The Volunteers had a chance to tie or win on the last possession, but Mississippi State's Dee Bost stole the ball from Golden in the final seconds and coasted downcourt for a game-sealing dunk in the Bulldogs' 62-58 victory Thursday night at Humphrey Coliseum.
"He slipped. I just watched the film," Tennessee coach Cuonzo Martin said. "He tried to go between his legs and he just slipped."
Tennessee (8-8, 1-1 Southeastern Conference) was going for its second-straight victory over a nationally ranked team, and had a great opportunity despite trailing by as many as 12 points in the second half against the 20th-ranked Bulldogs.
Tennessee cut Mississippi State's lead to 60-58 on Renaldo Woolridge's 3-pointer with 44.2 seconds remaining and the Volunteers got the ball back on a steal by Skylar McBee. Tennessee called timeout to set up a play with 11 seconds left, but Bost slapped the ball away from Golden as he fell to the floor and drove for the game-clinching dunk.
Golden led the Volunteers with 20 points. Jeronne Maymon scored 13 and Kenny Hall added 12 off the bench.
Mississippi State (14-3, 1-1) avoided its first 0-2 start in league play since 2003.
"I was trying to put as much pressure on him as I could," Bost said. "I knew they were going to try and go to him and get him the shot."
Bost, Renardo Sidney and Arnett Moultrie all scored 13 points for the Bulldogs.
Bost didn't have a very good game until the final play, shooting 3 of 11 from the field and turning the ball over six times. But all that was forgotten as he dashed down the court, flushed the ball through the hoop with his right hand and listened to the crowd of 8,148 roar its approval.
"He's been struggling some offensively, but you never fault his effort," Bulldogs coach Rick Stansbury said. "And his effort came up big for us at the end."
The Bulldogs' defense was embarrassed in a 98-88 loss to Arkansas in Saturday's conference opener, but they were much more stingy against the Volunteers. Wendell Lewis had five blocked shots and Moultrie added four as Tennessee had to work hard for almost all its points close to the basket.

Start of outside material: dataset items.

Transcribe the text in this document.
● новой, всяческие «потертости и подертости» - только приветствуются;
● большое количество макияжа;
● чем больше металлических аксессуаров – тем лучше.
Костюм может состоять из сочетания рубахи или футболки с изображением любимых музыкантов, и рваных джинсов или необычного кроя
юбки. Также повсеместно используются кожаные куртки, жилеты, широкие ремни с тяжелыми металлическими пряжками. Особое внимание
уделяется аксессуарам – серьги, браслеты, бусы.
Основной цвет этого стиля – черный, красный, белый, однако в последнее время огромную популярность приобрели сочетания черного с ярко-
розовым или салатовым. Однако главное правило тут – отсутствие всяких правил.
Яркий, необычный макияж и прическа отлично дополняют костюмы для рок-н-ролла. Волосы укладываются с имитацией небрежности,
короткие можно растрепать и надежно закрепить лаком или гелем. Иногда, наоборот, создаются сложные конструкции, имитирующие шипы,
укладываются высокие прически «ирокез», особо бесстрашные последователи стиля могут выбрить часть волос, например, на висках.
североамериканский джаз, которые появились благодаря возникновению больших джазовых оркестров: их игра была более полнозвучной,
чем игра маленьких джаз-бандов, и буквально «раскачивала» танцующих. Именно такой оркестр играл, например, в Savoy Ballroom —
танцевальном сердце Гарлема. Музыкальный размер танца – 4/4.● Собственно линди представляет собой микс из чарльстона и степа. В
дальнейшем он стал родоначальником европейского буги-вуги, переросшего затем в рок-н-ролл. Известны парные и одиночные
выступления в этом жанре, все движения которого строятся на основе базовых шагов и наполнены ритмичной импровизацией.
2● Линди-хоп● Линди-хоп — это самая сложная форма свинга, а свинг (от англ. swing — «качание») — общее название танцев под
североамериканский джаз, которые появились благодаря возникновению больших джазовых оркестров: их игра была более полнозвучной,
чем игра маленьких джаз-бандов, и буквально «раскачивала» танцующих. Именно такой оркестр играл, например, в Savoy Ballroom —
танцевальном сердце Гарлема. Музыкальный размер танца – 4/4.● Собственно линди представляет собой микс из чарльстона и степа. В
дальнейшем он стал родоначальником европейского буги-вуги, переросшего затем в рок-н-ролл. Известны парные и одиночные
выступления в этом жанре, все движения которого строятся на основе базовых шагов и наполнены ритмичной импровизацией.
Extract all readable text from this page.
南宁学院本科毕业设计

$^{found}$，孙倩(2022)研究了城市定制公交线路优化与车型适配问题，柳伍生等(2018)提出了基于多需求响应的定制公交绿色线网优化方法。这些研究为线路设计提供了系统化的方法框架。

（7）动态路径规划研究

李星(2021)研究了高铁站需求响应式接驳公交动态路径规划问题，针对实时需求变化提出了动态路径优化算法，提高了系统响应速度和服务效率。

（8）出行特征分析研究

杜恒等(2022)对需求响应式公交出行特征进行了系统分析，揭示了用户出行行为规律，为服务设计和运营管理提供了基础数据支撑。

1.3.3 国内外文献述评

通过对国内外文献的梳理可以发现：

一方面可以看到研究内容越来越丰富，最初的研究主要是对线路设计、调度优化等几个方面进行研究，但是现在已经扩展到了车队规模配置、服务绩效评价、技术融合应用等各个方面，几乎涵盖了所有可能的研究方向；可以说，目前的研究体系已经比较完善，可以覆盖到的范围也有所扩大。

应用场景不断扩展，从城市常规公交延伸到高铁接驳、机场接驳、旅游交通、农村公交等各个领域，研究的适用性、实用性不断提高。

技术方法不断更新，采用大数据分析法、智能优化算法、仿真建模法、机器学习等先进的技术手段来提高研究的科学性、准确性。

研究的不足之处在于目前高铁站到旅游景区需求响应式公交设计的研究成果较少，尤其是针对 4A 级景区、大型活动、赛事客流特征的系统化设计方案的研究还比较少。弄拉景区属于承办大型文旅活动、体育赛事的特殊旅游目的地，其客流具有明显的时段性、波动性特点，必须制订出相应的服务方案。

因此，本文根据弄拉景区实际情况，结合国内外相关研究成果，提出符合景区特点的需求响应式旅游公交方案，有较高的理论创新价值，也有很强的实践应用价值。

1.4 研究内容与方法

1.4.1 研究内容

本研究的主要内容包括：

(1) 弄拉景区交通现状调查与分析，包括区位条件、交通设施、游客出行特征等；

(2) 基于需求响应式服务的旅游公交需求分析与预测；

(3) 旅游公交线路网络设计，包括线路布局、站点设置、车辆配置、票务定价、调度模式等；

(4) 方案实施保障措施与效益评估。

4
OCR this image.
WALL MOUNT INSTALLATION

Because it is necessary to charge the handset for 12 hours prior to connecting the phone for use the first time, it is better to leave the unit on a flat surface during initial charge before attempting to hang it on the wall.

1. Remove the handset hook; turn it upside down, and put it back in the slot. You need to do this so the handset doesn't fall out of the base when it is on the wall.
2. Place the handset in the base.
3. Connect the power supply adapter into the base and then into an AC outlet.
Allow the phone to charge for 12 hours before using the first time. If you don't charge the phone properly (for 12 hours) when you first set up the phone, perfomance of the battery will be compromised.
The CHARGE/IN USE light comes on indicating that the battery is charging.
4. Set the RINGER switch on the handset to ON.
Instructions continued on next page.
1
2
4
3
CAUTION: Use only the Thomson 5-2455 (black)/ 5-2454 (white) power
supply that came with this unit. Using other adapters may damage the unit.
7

Mississippi State took a 36-27 lead at halftime, shooting 52 percent (13 of 25) from the field. The Bulldogs managed to keep their offense moving despite early foul trouble for Bost — the team's starting point guard who owns the school record for assists. But backup DeVille Smith did a decent imitation, with five assists in 15 first-half minutes.
MSU extended its lead to 12 early in the second half on a 3-pointer by Jalen Steele, but Tennessee fought back thanks to three 3-pointers by Golden and stifling defense that limited Mississippi State to 36 percent shooting in the second half.
"Golden got them back in that game — making those 3s," Stansbury said. "But we stepped up when we had to. Made some shots and made our free throws."
Tennessee was coming off its biggest win of the season — a 67-56 home victory over No. 13 Florida in the conference opener — but couldn't find enough offense to keep the momentum going.
"They're big and athletic," Hall said. "We were aggressive taking the ball to the basket, but that's basketball, sometimes it happens like that."
Golden shot 7 of 11 from the field, including 4 of 6 from 3-point range and 2 of 2 from the free throw line.
Martin was pleased the Volunteers even had a chance on the final possession considering the situation looked bleak early in the second half.
"When you get down 10 on the road, it's tough to hang in there, stick to the script and execute," Martin said. "But I thought our guys did that."